Abstract: The article seeks to contribute to larger scholarly conversations about the construction and deployment of difference inmedieval borderland societies. It examines the ways in which genealogical notions of “Arabness” [ʿurūbiyyah], which expressed Islamic identity in terms of Arab lineage, structured the process of identity formation in Nasrid Granada (1232–1492). Through a close reading of the works of the Nasrid scholar-statesman Lisān al-Dīn ibn al-Khatị̄b (d. 1374) and his intellectual-political network, the article explores how Nasrid elites incorporated “Arabness” into the articulation of a local identity rooted in ethnic cohesion, religious exclusivity, and genealogical continuity. It argues that this constituted a particular strategy of identification that sought to differentiate Nasrid Granada fromits neighbors and demarcate the boundaries between al-Andalus, Christian Iberia, and the Maghrib, even as these regions came to be tied even more closely together through political, intellectual, social, and mercantile networks between the thirteenth and fifteenth centuries. The article concludes with a consideration of the “racialization of religion” and the manner in which Ibn al-Khatị̄b integrated ideas about environmental determinism and physiognomy, alongside genealogy, to represent the religious and cultural traits of the inhabitants of Granada as fixed, immutable, and heritable characteristics, the product of both lineage and environment. Through an examination of the racialized production of difference within the dynamic borderland context of late medieval Iberia, this article seeks to invite broader comparative approaches that integrate the medieval Islamic world into discussions about race, racialization, and ethnicity in the Middle Ages.

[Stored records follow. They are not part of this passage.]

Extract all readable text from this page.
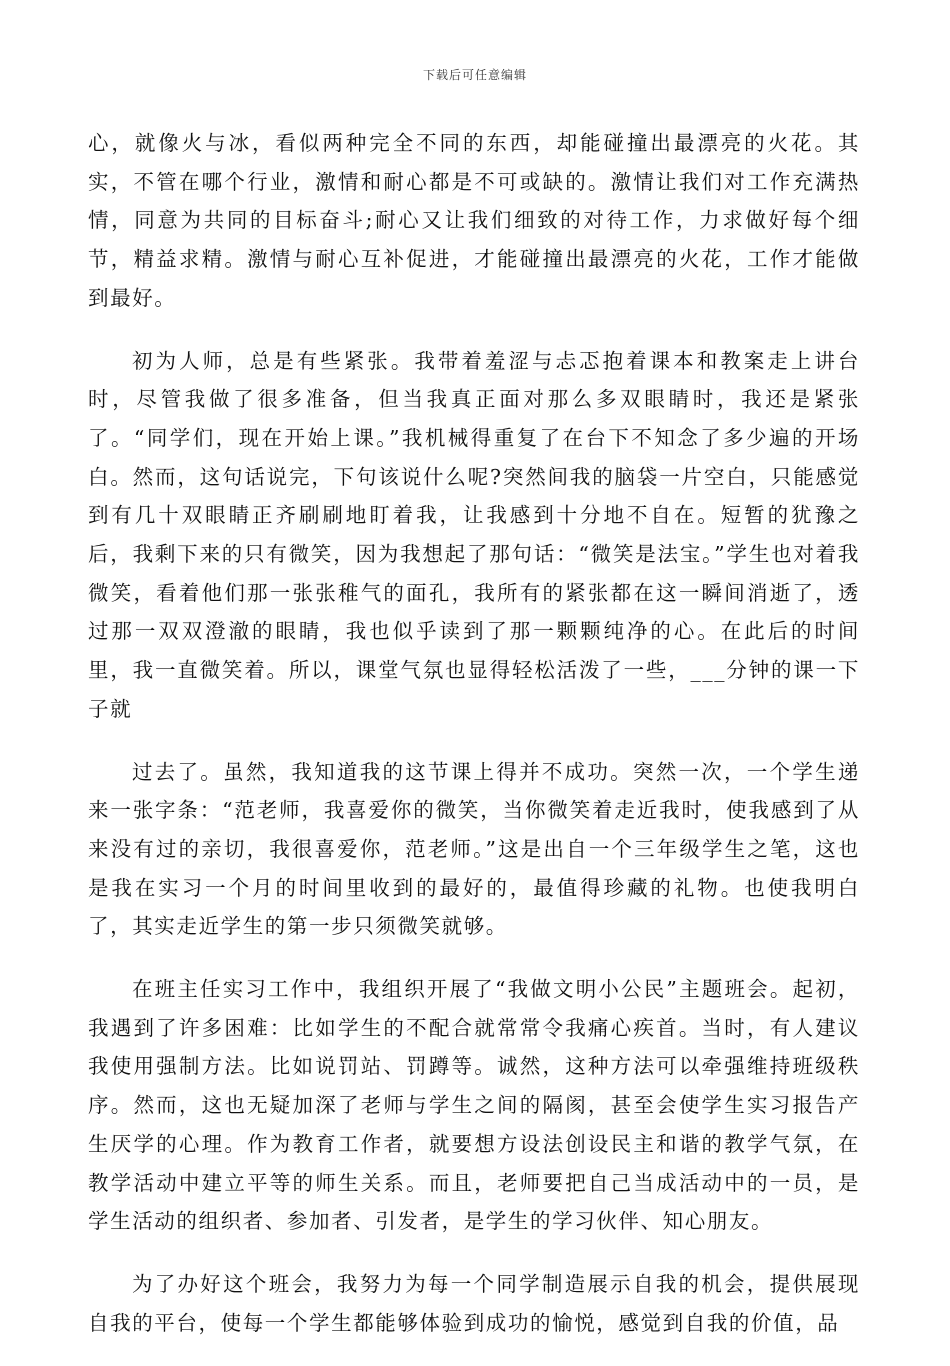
下载后可任意编辑

心，就像火与冰，看似两种完全不同的东西，却能碰撞出最漂亮的火花。其实，不管在哪个行业，激情和耐心都是不可或缺的。激情让我们对工作充满热情，同意为共同的目标奋斗;耐心又让我们细致的对待工作，力求做好每个细节，精益求精。激情与耐心互补促进，才能碰撞出最漂亮的火花，工作才能做到最好。

初为人师，总是有些紧张。我带着羞涩与忐忑抱着课本和教案走上讲台时，尽管我做了很多准备，但当我真正面对那么多双眼睛时，我还是紧张了。“同学们，现在开始上课。”我机械得重复了在台下不知念了多少遍的开场白。然而，这句话说完，下句该说什么呢?突然间我的脑袋一片空白，只能感觉到有几十双眼睛正齐刷刷地盯着我，让我感到十分地不自在。短暂的犹豫之后，我剩下来的只有微笑，因为我想起了那句话：“微笑是法宝。”学生也对着我微笑，看着他们那一张张稚气的面孔，我所有的紧张都在这一瞬间消逝了，透过那一双双澄澈的眼睛，我也似乎读到了那一颗颗纯净的心。在此后的时间里，我一直微笑着。所以，课堂气氛也显得轻松活泼了一些，___分钟的课一下子就

过去了。虽然，我知道我的这节课上得并不成功。突然一次，一个学生递来一张字条：“范老师，我喜爱你的微笑，当你微笑着走近我时，使我感到了从来没有过的亲切，我很喜爱你，范老师。”这是出自一个三年级学生之笔，这也是我在实习一个月的时间里收到的最好的，最值得珍藏的礼物。也使我明白了，其实走近学生的第一步只须微笑就够。

在班主任实习工作中，我组织开展了“我做文明小公民”主题班会。起初，我遇到了许多困难：比如学生的不配合就常常令我痛心疾首。当时，有人建议我使用强制方法。比如说罚站、罚蹲等。诚然，这种方法可以牵强维持班级秩序。然而，这也无疑加深了老师与学生之间的隔阂，甚至会使学生实习报告产生厌学的心理。作为教育工作者，就要想方设法创设民主和谐的教学气氛，在教学活动中建立平等的师生关系。而且，老师要把自己当成活动中的一员，是学生活动的组织者、参加者、引发者，是学生的学习伙伴、知心朋友。

为了办好这个班会，我努力为每一个同学制造展示自我的机会，提供展现自我的平台，使每一个学生都能够体验到成功的愉悦，感觉到自我的价值，品
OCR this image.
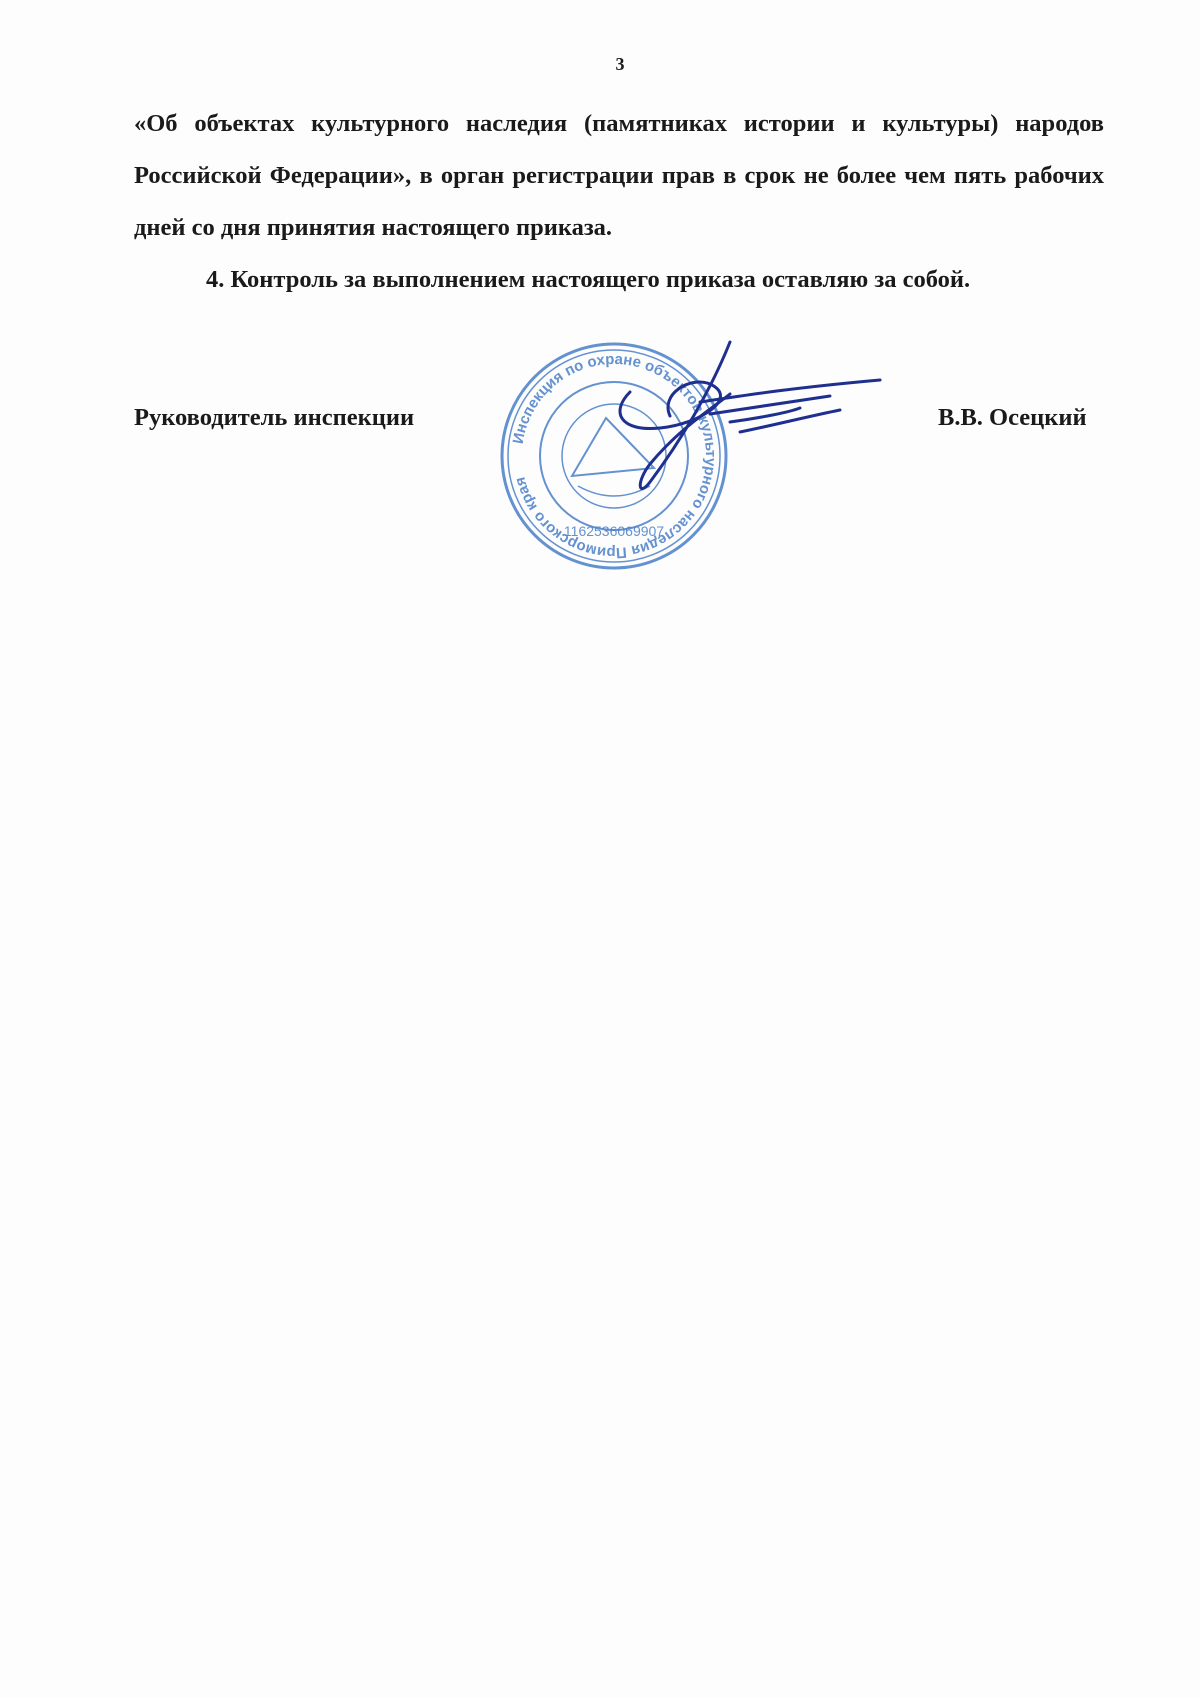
3

«Об объектах культурного наследия (памятниках истории и культуры) народов Российской Федерации», в орган регистрации прав в срок не более чем пять рабочих дней со дня принятия настоящего приказа.

4. Контроль за выполнением настоящего приказа оставляю за собой.

Руководитель инспекции
Инспекция по охране объектов культурного наследия Приморского края
1162536069907
В.В. Осецкий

Professor Ballan is Assistant Professor of History at Stony Brook University. His research focuses on the intellectual, political and cultural history of the Mediterranean world, with a focus on late medieval and early modern Spain. His current book project, which builds upon manuscript research conducted in Spain, Morocco, the United States and the United Kingdom over the past decade, is tentatively titled Lord of the Pen and Sword: Sovereignty and History in the Nasrid Kingdom of Granada, and focuses on the intellectual, social and cultural history of the late medieval Western Mediterranean.